If you’re not a cricket follower you probably don’t know that cricket is played in Scotland from the Borders to the Highlands, from Ayr to Dunbar and all points in between. In 2018, the national side defeated mighty England and Scottish cricket is 13th in the global One Day International rankings. Not bad for a nation of 5.5 million in a famously wet and damp land.
But Scottish Cricket is in a crisis of such depth and horror that everything about it will now have to change. If not, it will surely die.
Cricket Scotland (CS), the sport’s governing body north of the border, has been found institutionally racist. An independent report called Changing the Boundaries, commissioned by Sports Scotland, found 448 examples of racism in the game. It said the board of Cricket Scotland, “showed a complete lack of leadership on anti-racism and a total lack of understanding by Board members on how to address racism and their role within it”.
In the days running up to the report’s publication, the CS board resigned. It will be up to a new and much more diverse board to implement the report’s recommendations. Meanwhile, the game in Scotland is being strategically managed by Sports Scotland, the funding body for recreational sport. It gets its money from the Scottish Government and the National Lottery.
Racist language and socially unwelcome
What we are seeing in Scottish cricket is not dissimilar to the racism that saw the board of Yorkshire Cricket Club forced out earlier this year. There, as in Scotland, Asian players were found to be victims of racism. Players were subjected to racist language on and off the pitch. Social media belittled them and their progress in the game was frequently on a lower rung of the ladder than their white colleagues.
In Scotland, Asian players told the independent investigators of being made to feel unwelcome by certain clubs and of seeing white players being over-represented at regional and national levels of the game. Racism was the biggest problem identified, but sexism and discriminatory language about disabled people also came to light.
Cricket Scotland now must implement 31 recommendations. They cover the entire management of the game. It means massive root and branch reform in practices, behaviours, attitudes, personnel and structures. Most of all it will see an enormous cultural change in the way the game is run and administered in Scotland.
Scottish cricket predominately a product of 19th-century middle class affluence
Cricket in Scotland became structured and well-organised from around 1850. Predominately a middle-class game, it was played by private schools and elite grammar schools. Former pupils set up clubs in the leafier suburbs of Scotland’s then booming cities and towns.
The players and officials were, of course, all male, all English-speaking, overwhelmingly Presbyterian, often business owners, professional or managerial, well-educated and frequently linked through family, school and business ties. They were all white. The majority enjoyed a pint or more in the club bar after the game. The visiting side would enjoy the hospitality of the opposition. Lifelong friendships were formed and many a marriage forged at club dances and summer teas.

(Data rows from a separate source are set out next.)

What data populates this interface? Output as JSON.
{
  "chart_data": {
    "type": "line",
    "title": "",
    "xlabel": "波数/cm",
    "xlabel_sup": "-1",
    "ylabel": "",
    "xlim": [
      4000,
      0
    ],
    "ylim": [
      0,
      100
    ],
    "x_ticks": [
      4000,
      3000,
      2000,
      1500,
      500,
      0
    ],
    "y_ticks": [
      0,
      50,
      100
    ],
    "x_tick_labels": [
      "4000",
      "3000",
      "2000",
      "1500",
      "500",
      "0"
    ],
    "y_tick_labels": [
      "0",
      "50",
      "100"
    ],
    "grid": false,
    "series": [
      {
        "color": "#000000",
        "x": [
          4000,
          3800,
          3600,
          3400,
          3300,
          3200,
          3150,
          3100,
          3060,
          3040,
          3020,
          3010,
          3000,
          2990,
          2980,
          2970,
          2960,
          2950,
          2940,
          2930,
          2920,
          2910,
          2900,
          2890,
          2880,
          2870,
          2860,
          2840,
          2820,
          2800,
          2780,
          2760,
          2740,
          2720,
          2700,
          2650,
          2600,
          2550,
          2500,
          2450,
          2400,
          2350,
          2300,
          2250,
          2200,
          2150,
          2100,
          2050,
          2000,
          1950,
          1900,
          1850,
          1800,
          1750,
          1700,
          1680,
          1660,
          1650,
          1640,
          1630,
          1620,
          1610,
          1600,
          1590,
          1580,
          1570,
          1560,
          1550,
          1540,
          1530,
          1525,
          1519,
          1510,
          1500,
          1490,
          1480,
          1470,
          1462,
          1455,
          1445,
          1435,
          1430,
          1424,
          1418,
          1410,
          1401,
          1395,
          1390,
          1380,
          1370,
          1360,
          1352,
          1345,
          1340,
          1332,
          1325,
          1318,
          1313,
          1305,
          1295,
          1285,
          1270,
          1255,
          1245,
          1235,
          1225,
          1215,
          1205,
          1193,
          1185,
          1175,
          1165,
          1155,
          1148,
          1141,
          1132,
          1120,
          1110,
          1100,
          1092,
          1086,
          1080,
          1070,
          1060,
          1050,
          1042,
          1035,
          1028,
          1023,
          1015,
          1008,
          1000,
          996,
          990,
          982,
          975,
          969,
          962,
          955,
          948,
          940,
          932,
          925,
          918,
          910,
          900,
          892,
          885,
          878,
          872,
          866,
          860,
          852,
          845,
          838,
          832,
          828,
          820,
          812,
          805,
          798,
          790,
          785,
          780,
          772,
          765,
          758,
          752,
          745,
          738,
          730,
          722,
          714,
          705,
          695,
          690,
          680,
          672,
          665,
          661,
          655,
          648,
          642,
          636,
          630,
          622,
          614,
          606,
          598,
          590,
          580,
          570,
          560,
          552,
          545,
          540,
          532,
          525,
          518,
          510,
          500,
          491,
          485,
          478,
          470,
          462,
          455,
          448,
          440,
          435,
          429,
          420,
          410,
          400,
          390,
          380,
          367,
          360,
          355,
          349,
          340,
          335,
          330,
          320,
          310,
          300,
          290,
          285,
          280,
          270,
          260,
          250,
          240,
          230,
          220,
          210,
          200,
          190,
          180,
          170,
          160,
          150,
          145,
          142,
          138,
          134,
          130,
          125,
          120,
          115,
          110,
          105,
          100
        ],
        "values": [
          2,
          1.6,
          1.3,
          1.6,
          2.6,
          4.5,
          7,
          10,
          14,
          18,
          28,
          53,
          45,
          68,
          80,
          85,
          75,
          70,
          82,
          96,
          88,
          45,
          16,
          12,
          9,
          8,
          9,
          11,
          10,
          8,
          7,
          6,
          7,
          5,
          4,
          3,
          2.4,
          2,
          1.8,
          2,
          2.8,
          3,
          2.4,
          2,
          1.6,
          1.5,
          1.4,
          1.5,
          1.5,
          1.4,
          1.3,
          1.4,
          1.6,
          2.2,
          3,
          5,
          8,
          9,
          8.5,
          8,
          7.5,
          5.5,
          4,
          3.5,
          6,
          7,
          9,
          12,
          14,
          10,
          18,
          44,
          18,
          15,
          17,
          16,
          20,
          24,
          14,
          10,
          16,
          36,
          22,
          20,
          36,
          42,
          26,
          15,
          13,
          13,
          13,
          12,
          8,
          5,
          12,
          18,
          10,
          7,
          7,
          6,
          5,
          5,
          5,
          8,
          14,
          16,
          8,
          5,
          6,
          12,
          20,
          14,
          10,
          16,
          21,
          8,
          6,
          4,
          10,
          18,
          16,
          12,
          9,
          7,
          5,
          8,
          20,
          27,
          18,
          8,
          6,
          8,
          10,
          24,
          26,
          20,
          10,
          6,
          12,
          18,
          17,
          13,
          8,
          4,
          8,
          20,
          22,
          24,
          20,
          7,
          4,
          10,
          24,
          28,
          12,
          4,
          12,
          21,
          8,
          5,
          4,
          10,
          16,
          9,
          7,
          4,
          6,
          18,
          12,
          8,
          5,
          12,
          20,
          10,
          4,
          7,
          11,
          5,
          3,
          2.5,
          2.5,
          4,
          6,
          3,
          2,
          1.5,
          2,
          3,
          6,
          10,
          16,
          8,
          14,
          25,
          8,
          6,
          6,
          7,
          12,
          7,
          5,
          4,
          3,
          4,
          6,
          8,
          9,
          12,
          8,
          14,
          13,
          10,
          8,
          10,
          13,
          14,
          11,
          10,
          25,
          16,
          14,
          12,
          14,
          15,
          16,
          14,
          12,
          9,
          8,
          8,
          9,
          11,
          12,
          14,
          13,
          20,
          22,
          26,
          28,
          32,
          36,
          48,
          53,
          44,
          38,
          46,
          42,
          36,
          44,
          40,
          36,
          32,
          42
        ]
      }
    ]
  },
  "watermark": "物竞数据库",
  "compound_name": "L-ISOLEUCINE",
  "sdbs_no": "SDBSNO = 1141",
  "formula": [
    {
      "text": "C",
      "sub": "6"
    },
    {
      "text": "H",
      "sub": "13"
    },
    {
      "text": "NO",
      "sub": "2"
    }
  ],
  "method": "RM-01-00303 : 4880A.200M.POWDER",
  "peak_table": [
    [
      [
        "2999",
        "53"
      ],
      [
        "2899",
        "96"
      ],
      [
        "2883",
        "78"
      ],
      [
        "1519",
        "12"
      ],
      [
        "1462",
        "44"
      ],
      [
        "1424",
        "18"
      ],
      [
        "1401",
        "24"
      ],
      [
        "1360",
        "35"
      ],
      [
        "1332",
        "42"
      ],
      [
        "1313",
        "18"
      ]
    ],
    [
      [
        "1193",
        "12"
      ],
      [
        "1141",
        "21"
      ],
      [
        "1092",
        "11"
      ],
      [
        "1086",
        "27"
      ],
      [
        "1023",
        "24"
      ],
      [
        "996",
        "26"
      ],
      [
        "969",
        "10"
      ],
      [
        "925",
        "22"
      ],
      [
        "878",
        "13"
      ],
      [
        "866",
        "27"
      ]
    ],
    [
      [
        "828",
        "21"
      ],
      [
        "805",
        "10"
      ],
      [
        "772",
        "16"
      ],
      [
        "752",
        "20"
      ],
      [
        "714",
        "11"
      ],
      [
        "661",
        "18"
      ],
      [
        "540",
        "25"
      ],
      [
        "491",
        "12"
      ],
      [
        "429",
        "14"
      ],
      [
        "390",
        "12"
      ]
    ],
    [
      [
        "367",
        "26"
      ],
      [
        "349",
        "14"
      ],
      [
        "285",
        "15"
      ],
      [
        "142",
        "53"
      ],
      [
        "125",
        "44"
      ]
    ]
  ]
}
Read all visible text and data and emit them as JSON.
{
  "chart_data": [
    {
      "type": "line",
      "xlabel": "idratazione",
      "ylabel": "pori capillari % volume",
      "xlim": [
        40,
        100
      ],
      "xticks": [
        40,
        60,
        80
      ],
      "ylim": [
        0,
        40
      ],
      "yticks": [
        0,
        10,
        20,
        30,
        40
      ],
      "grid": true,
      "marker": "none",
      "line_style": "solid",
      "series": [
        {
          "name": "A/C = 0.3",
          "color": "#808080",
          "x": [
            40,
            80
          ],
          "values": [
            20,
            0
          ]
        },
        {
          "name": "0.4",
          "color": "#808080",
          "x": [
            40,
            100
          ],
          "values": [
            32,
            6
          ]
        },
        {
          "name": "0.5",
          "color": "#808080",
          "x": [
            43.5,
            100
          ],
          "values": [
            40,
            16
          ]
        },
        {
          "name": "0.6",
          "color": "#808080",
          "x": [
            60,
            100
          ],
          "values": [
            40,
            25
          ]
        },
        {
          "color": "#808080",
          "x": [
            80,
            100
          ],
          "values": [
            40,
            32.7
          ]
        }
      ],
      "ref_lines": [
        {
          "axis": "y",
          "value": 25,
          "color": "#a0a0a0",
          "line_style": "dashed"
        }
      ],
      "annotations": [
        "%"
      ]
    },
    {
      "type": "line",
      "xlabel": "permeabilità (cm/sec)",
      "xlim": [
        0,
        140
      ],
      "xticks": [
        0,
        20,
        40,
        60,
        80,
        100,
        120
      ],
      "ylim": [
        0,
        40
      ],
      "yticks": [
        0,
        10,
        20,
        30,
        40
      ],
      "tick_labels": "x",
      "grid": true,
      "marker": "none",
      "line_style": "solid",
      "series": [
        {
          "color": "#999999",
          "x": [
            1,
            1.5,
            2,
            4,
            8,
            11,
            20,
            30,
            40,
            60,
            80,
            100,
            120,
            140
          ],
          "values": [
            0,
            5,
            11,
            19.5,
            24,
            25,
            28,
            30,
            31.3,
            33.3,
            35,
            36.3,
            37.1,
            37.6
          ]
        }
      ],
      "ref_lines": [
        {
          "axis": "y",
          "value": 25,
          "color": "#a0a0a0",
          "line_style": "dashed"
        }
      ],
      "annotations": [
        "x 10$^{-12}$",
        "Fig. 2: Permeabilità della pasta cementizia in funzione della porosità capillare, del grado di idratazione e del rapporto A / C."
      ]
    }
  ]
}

For something like 150 years that network supplied the volunteers that managed Scottish cricket. In July 2022 that era ended with Changing the Boundaries.
Scottish cricket’s institutional failure has been not to recognise, understand and integrate a new type of cricketer in Scotland. Like almost all other parts of urban Britain, Scotland has experienced 60 years of significant immigration from Pakistan and India, two of the world’s cricketing powerhouses. As families settled and built new lives in Scotland the sons and grandsons of the early immigrants began to have the money and time to play cricket. Today, particularly in the West of Scotland, Scots Asians are a large body of players in established clubs. Some sides are entirely Scots Asians.
These Scots Asians often have very different attitudes and cultural behaviours to their indigenous Scottish teammates. The bar is the social centre of many clubs and the main source of revenue that keeps clubs afloat. Scots Asians don’t usually drink alcohol and don’t have a tradition of socialising in bars with teammates and opponents after the game. They are mainly Muslim and their adherence to their religion is in contrast with an increasingly secular white Scotland. The camaraderie of the dressing room is not fundamental to Scots Asian cricketers, who tend to dress for the game before coming to the ground and go home to change and shower. On the pitch, Urdu is often heard.
Two tribes that must become one for the game to survive in Scotland
The contrasts between these two tribes of cricket lovers are stark. The old order has been forced out and the new order must learn to assure that in trying to create a better world it does not exchange one form of discrimination for another. It is to be hoped that the white men and women who have played and sustained the game in Scotland will want to continue to so do. Cricket, like all sports, especially team sports, has the potential to be hugely rewarding for players, supporters and officials. Sport can unlock the world for young people. It can give people and anchor in life and enrich those involved in many ways.
There is a monumental task ahead for administrators, officials, players and all those who are members of cricket clubs or even follow the game in Scotland. Racism has to be banished from every aspect of Scottish cricket. We have seen the harm sectarianism can do. It will take time and patience to clean up Scottish cricket. It calls for tough and rapid action, but most of all it calls for goodwill and all the best values of cricket to build a better game for all, regardless of race, colour, religion, gender, creed or disability.